Quantum Leap (continued)

The latter half of season 3 is mostly great stuff, and a good mix of the fun and the serious.  Episodes like "A Hunting We Will Go" and "Future Boy" and "Piano man" are great fun, in the style of the earlier episodes.  The more serious episodes actually work without being too preachy, like "Last Dance Before An Execution," "Nuclear Family" and "Shock Theater."  Amazingly Sam still panics sometimes when he leaps and despairs over what to do, despite having effortlessly solved countless leaps on and off screen.  I also find it hilarious every time Sam and Al go "oh for christ sakes," every time Al finds out how much the person they've leaped into help is screwed, like the dancer who Sam thinks will be easy to help before Al announces that she becomes a prostitute and dies of AIDS in a few years.

The next season is off to a slow start.  The opening episode has Al leap into a physical body while Sam appears as the hologram from the imaging chamber somehow.  Personalities are also partially switched around and hijinks ensue as whitebread Sam experiences Al's horniness and Al becomes stiff and awkward.  Dean Stockwell is kind of funny like this, but Scott Bakula just can't pull off Al.  It reminds me that without Al to lighten the mood this show would just fail, because Sam is a humourless wet blanket.  Finally seeing Ziggy, Guchi, Donna, Tina and Vermeena was a nice little novelty for a while.  The next couple of episodes are alright but not too interesting.  One episode sees Sam try to evacuate people during a hurricane, but what could have been a cool episode is reduced to stock footage and a plot about a jealous lover and a murder.  Then things pick up with "Justice" yet another anti-racism episode, which is hilarious because Sam leaps into a member of the Ku Klux Klan.  He also puts on a weird southern accent, inhabiting a role other than Sam Beckett and trying to be believable in it for the first time in the entire series, which is a little odd, but a nice change.  It gets funnier when once again, despite the necessity that people believe that he's the person he's leaped into, he struggles and gets deeply distressed when he simply has to say the N word.

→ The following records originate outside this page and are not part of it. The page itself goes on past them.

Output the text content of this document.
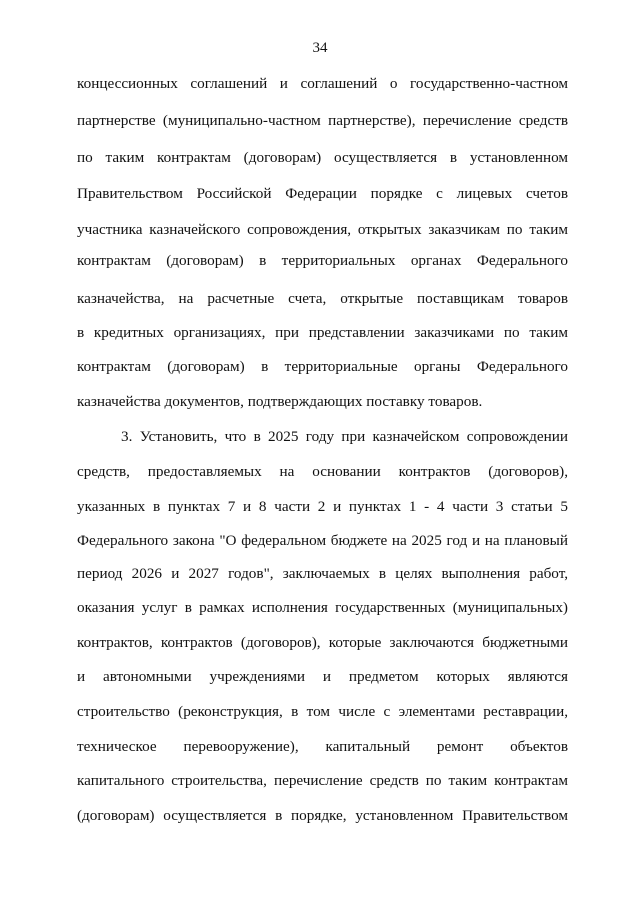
34
концессионных соглашений и соглашений о государственно-частном
партнерстве (муниципально-частном партнерстве), перечисление средств
по таким контрактам (договорам) осуществляется в установленном
Правительством Российской Федерации порядке с лицевых счетов
участника казначейского сопровождения, открытых заказчикам по таким
контрактам (договорам) в территориальных органах Федерального
казначейства, на расчетные счета, открытые поставщикам товаров
в кредитных организациях, при представлении заказчиками по таким
контрактам (договорам) в территориальные органы Федерального
казначейства документов, подтверждающих поставку товаров.
3. Установить, что в 2025 году при казначейском сопровождении
средств, предоставляемых на основании контрактов (договоров),
указанных в пунктах 7 и 8 части 2 и пунктах 1 - 4 части 3 статьи 5
Федерального закона "О федеральном бюджете на 2025 год и на плановый
период 2026 и 2027 годов", заключаемых в целях выполнения работ,
оказания услуг в рамках исполнения государственных (муниципальных)
контрактов, контрактов (договоров), которые заключаются бюджетными
и автономными учреждениями и предметом которых являются
строительство (реконструкция, в том числе с элементами реставрации,
техническое перевооружение), капитальный ремонт объектов
капитального строительства, перечисление средств по таким контрактам
(договорам) осуществляется в порядке, установленном Правительством
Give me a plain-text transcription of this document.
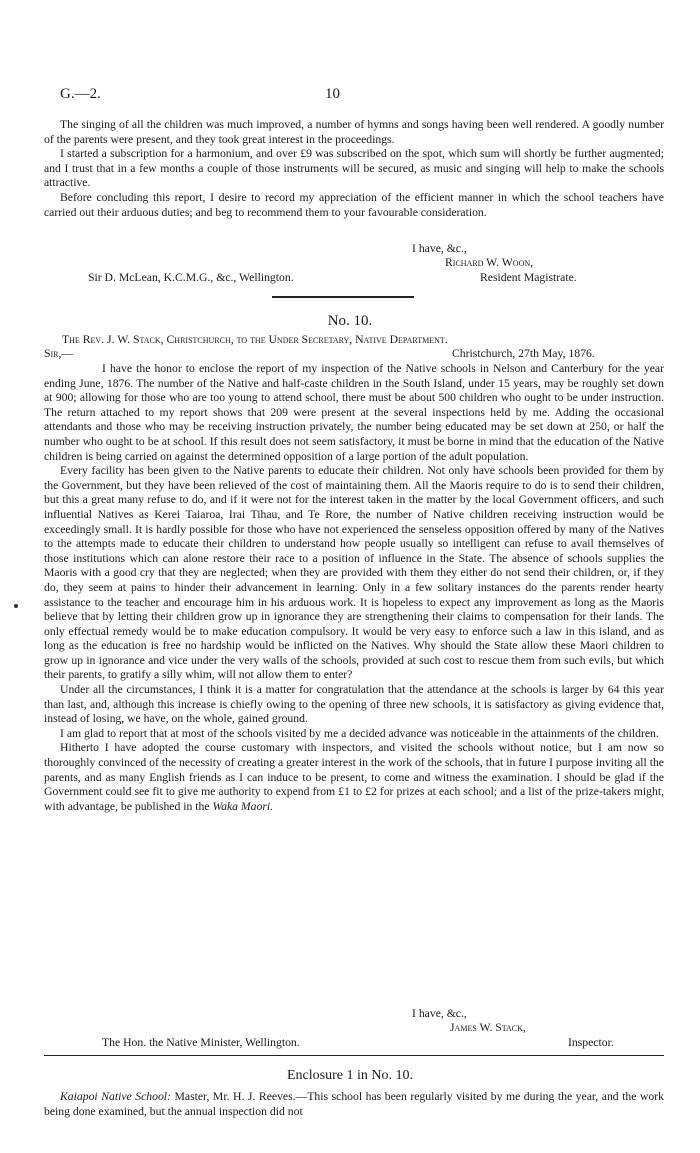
G.—2.	10

The singing of all the children was much improved, a number of hymns and songs having been well rendered. A goodly number of the parents were present, and they took great interest in the proceedings.

I started a subscription for a harmonium, and over £9 was subscribed on the spot, which sum will shortly be further augmented; and I trust that in a few months a couple of those instruments will be secured, as music and singing will help to make the schools attractive.

Before concluding this report, I desire to record my appreciation of the efficient manner in which the school teachers have carried out their arduous duties; and beg to recommend them to your favourable consideration.

I have, &c.,
Richard W. Woon,
Sir D. McLean, K.C.M.G., &c., Wellington.	Resident Magistrate.
No. 10.
The Rev. J. W. Stack, Christchurch, to the Under Secretary, Native Department.
Sir,—	Christchurch, 27th May, 1876.

I have the honor to enclose the report of my inspection of the Native schools in Nelson and Canterbury for the year ending June, 1876. The number of the Native and half-caste children in the South Island, under 15 years, may be roughly set down at 900; allowing for those who are too young to attend school, there must be about 500 children who ought to be under instruction. The return attached to my report shows that 209 were present at the several inspections held by me. Adding the occasional attendants and those who may be receiving instruction privately, the number being educated may be set down at 250, or half the number who ought to be at school. If this result does not seem satisfactory, it must be borne in mind that the education of the Native children is being carried on against the determined opposition of a large portion of the adult population.

Every facility has been given to the Native parents to educate their children. Not only have schools been provided for them by the Government, but they have been relieved of the cost of maintaining them. All the Maoris require to do is to send their children, but this a great many refuse to do, and if it were not for the interest taken in the matter by the local Government officers, and such influential Natives as Kerei Taiaroa, Irai Tihau, and Te Rore, the number of Native children receiving instruction would be exceedingly small. It is hardly possible for those who have not experienced the senseless opposition offered by many of the Natives to the attempts made to educate their children to understand how people usually so intelligent can refuse to avail themselves of those institutions which can alone restore their race to a position of influence in the State. The absence of schools supplies the Maoris with a good cry that they are neglected; when they are provided with them they either do not send their children, or, if they do, they seem at pains to hinder their advancement in learning. Only in a few solitary instances do the parents render hearty assistance to the teacher and encourage him in his arduous work. It is hopeless to expect any improvement as long as the Maoris believe that by letting their children grow up in ignorance they are strengthening their claims to compensation for their lands. The only effectual remedy would be to make education compulsory. It would be very easy to enforce such a law in this island, and as long as the education is free no hardship would be inflicted on the Natives. Why should the State allow these Maori children to grow up in ignorance and vice under the very walls of the schools, provided at such cost to rescue them from such evils, but which their parents, to gratify a silly whim, will not allow them to enter?

Under all the circumstances, I think it is a matter for congratulation that the attendance at the schools is larger by 64 this year than last, and, although this increase is chiefly owing to the opening of three new schools, it is satisfactory as giving evidence that, instead of losing, we have, on the whole, gained ground.

I am glad to report that at most of the schools visited by me a decided advance was noticeable in the attainments of the children.

Hitherto I have adopted the course customary with inspectors, and visited the schools without notice, but I am now so thoroughly convinced of the necessity of creating a greater interest in the work of the schools, that in future I purpose inviting all the parents, and as many English friends as I can induce to be present, to come and witness the examination. I should be glad if the Government could see fit to give me authority to expend from £1 to £2 for prizes at each school; and a list of the prize-takers might, with advantage, be published in the Waka Maori.

I have, &c.,
James W. Stack,
The Hon. the Native Minister, Wellington.	Inspector.
Enclosure 1 in No. 10.

Kaiapoi Native School: Master, Mr. H. J. Reeves.—This school has been regularly visited by me during the year, and the work being done examined, but the annual inspection did not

In the next episode he leaps into a woman, and they actually decide to do something with this rather than just have Scott Bakula dress in drag and act indignant and embarrassed.  They actually play on this as well, as the episode opens he whines "oh no, not again" before finding out that he's just been raped.  Yes, it's a rape episode, and although it's quite tame, it is surprising and quite effective, although the  happy ending seems a bit tacked on (it's Quantum Leap, what do you expect).  Just when I thought this series was really running out of ideas.